Joshua Cranmer 🐧 Pidgeot18 at gmail.com
Mon Oct 28 19:13:01 PDT 2013


On 10/28/2013 7:06 PM, "C. Bergström" wrote:
> Further - While c++11 is the best thing ever - Is there actually a 
> driving use case where using c++11 features will significantly improve 
> the quality of the codebase? implementation perspective or 
> performance? Are there coding style guidelines which should be updated 
> - I've seen code (ab)using auto where it was mostly author preference 
> and not really necessary. You really push for this, but the underlying 
> motivation still seems unclear. (Show me the c++11 code in the 
> subproject which is the root cause please)

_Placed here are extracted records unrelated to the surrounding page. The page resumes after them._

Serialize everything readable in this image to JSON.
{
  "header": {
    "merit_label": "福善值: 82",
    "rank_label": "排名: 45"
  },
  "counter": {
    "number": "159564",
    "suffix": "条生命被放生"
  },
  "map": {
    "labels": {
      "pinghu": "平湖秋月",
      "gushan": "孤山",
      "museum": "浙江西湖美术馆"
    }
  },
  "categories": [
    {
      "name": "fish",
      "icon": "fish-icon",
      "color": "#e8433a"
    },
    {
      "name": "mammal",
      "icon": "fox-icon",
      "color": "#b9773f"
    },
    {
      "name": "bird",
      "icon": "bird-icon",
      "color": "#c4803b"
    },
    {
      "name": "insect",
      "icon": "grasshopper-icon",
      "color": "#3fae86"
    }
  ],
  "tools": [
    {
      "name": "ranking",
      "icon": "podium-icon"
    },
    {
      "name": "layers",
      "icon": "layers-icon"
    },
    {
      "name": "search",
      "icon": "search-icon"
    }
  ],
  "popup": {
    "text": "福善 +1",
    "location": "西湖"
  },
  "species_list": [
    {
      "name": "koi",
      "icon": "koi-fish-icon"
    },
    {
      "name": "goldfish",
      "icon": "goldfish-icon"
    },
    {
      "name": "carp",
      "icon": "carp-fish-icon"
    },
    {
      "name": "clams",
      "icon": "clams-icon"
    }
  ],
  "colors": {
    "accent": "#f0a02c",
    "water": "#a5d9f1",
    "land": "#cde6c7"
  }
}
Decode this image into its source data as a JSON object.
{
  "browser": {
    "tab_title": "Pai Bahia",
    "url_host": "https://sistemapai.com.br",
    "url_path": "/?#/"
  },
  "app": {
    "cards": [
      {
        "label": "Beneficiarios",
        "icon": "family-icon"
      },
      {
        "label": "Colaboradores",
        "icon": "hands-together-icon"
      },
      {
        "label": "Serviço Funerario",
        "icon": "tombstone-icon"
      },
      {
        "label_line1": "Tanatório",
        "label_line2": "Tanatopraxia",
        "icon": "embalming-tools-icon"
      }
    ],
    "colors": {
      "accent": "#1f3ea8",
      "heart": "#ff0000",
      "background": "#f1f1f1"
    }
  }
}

 From using C++11 on other projects, here are the following beneficial 
use cases I have already seen:
1. type_traits. Enough said.
2. auto helps keep line length down in statements like:
for (auto I = M.begin(), E = M.end(); I != E; ++I)
3. static_assert. Yes, you can fake it with a macro, but this doesn't 
work in some extreme edge cases.
4. decltype. I've seen need for it once or twice.
5. std::atomic. Dealing with compiler-specific atomic intrinsics is a 
royal pain (although dealing with broken compiler/standard library 
combinations is just as bad), and std::atomic also gives you some better 
speed performance if you need it.
6. char16_t. If you ever use any UTF-16, this and u"" make your life a 
lot easier. Except if you have to support MingW gcc on Windows.
7. Deleted functions, override, final. Earlier diagnostics for when 
someone does something stupid. You can also get away with nonvirtual 
destructors if you use final.
8. Variadic templates. If you can't use them, you have to resort to 
macro trickery, which gets brittle and fragile very quickly.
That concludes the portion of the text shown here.